High cost: Economies of scale have not yet been achieved due to the limited number of labels manufactured (due to the proprietary nature of the protocol). This makes each active RFID tag cost a dollar or more, which may not be feasible for many use cases, such as last-mile deliveries that require one-time type tags.

Real-time location is not available due to power consumption: the reader requires a cellular connection and a GPS chipset to locate a package in transit in real time. This means that if you want to build real-time in-transit monitoring capabilities, the solution will become very power-hungry.

Setup complexity: Reader installation, network creation, and wiring mean that setup and maintenance can take a lot of man-hours.

As a result, RBI-based solutions, while addressing the “line-of-sight” scanning and reading range of barcodes, still fail to provide scalable, integrated visibility of packages moving within warehouses and in transit.

Let’s see how beacons can help address these shortcomings! We will also briefly compare BLE and RFID with Near Field Communication (NFC), a technology whose use in logistics or supply chain visibility applications has attracted a lot of attention in the consumer space

Beacons, Bluetooth tags, or BLE tags are similar to active RFID tags. They have a built-in battery that provides a long read range. The most unique difference between BLE and RFID is that the beacons use the energy-efficient Bluetooth Low Power (BLE) technology. BLE is a universally available protocol that also happens to be a feature that exists on most GSM chipsets (i.e., your phone), thus giving BLE Beacons a strategic advantage in terms of cost-effectiveness and scalability.

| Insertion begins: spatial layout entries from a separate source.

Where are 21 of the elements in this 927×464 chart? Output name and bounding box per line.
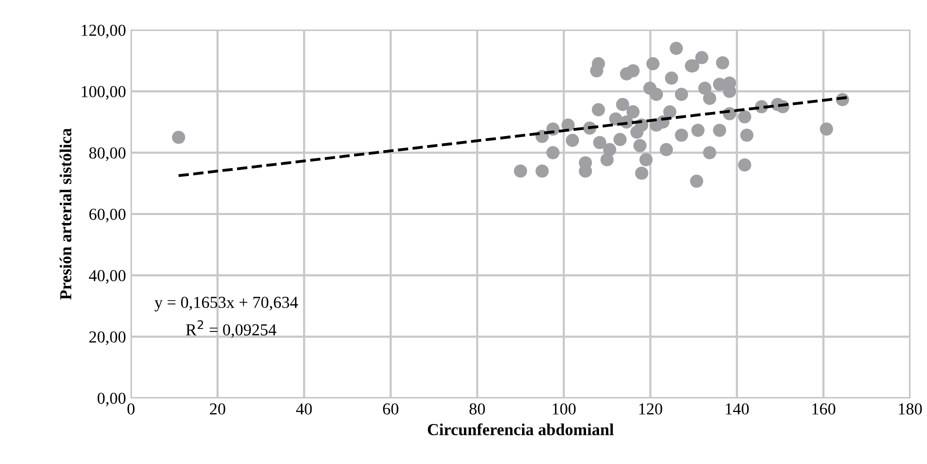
x-tick-label: 20 <box>210 403 226 415</box>
y-tick-label: 40,00 <box>88 270 126 284</box>
y-tick-label: 120,00 <box>82 24 126 38</box>
x-tick-label: 140 <box>726 403 749 415</box>
x-tick-label: 40 <box>296 403 312 415</box>
x-tick-label: 160 <box>812 403 836 415</box>
x-tick-label: 180 <box>898 403 922 415</box>
x-tick-label: 80 <box>470 403 485 415</box>
y-tick-label: 0,00 <box>98 392 126 406</box>
y-tick-label: 60,00 <box>89 208 126 222</box>
y-axis-title: Presión arterial sistólica <box>60 128 72 300</box>
x-axis-title: Circunferencia abdomianl <box>428 423 614 436</box>
annotation: y = 0,1653x + 70,634 <box>154 296 298 312</box>
y-tick-label: 100,00 <box>82 86 126 100</box>
x-tick-label: 120 <box>639 403 662 415</box>
y-tick-label: 80,00 <box>89 147 126 162</box>
x-tick-label: 60 <box>383 403 398 415</box>
y-tick-label: 20,00 <box>89 331 126 346</box>
x-tick-label: 0 <box>127 403 135 415</box>
annotation: R$^{2}$ = 0,09254 <box>186 320 276 338</box>
x-tick-label: 100 <box>552 403 576 415</box>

You can read the beacon using a mobile phone or any hotspot device that uses a GSM chipset with BLE. Since the GSM device is already connected to the network, you do not need to create a network, install a router, or a WiFi zone.

You can get real-time location by using GPS chips in GSM devices or through cellular triangulation, so you know not only if your package is in the truck, but also where the truck is.

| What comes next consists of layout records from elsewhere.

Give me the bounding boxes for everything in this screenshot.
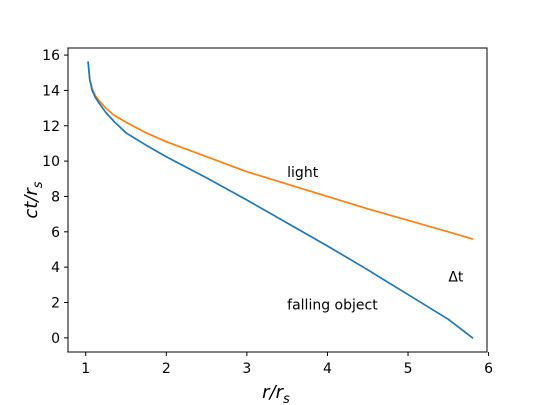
y-axis-ticks: 0 2 4 6 8 10 12 14 16 [42,48,68,347]
series-lines [87,61,474,339]
y-tick-label: 12 [42,119,60,135]
x-axis-ticks: 1 2 3 4 5 6 [81,352,493,377]
y-tick-label: 0 [51,331,60,347]
x-axis-label: r/rs [262,382,290,405]
plot-frame [67,47,488,353]
x-tick-label: 2 [162,361,171,377]
annotation-label: Δt [448,269,464,285]
y-tick-label: 2 [51,296,60,312]
annotation-label: light [287,165,319,181]
x-tick-label: 1 [81,361,90,377]
y-tick-label: 14 [42,83,60,99]
annotation-label: falling object [287,298,378,314]
y-tick-label: 6 [51,225,60,241]
y-axis-label: ct/rs [21,181,46,218]
y-tick-label: 10 [42,154,60,170]
x-tick-label: 6 [484,361,493,377]
x-tick-label: 3 [242,361,251,377]
y-tick-label: 4 [51,260,60,276]
x-tick-label: 5 [404,361,413,377]
y-tick-label: 16 [42,48,60,64]
x-tick-label: 4 [323,361,332,377]
annotations: light falling object Δt [287,165,464,314]
y-tick-label: 8 [51,189,60,205]
series-line-falling-object [87,61,474,339]
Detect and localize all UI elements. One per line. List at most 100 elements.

High read range: Beacons have a higher read range than active RFID due to the energy-saving characteristics of BLE technology. You can cover several hot spots in a large warehouse with a single phone, or cover the entire length and width of a truck loading packages.

Lower power consumption: Beacons can efficiently transmit large amounts of information (sensor data such as temperature, humidity, light, etc.) without consuming too much power – this is also due to the nature of the BLE protocol. This allows BLE tags or beacons to last up to 3 years without needing to be recharged.

Cost effective: Thanks to the ubiquity of the Bluetooth protocol on mobile phones, tags are being mass-produced and are close to achieving economies of scale. Beacons already cost so little that you can throw them away after each use.

Near field communication, or NFC, is a relatively new technology. It is a close relative of RFID because it operates at the same bandwidth as high-frequency or HF RFID, i.e. 13.56 Mhz. NFC functions similar to active or passive RFID, where the tag can simply reflect the emitted radio waves, or use a small battery to actively emit radio waves to an NFC reader.

NFC card readers are common on today’s smartphones, most Android and Windows phones come with NFC card readers, but the biggest drawback of the technology is its extremely low reading distance (only within a few centimeters).

In fact, the technology was indeed developed to enable close-read applications, such as information sharing between smartphones, credit card authentication, and smartphone-based payments, where a user’s credit card or smartphone needs to be near an active or passive tag. Point of Sale (POS).

Is NFC effective in addressing supply chain visibility?

That’s not the case – if you’re hoping to get a large warehouse with lots of packages without spending too much time or man-hours. Nor can it be used to monitor packages shipped in containers or monitor last-mile deliveries.

Since reading packets or goods requires close proximity, it is almost identical to passive RFID, except that reading errors (or stray assets read in a zone) are sometimes minimized compared to passive RFID due to the needs of the asset. Get up close and personal with your readers.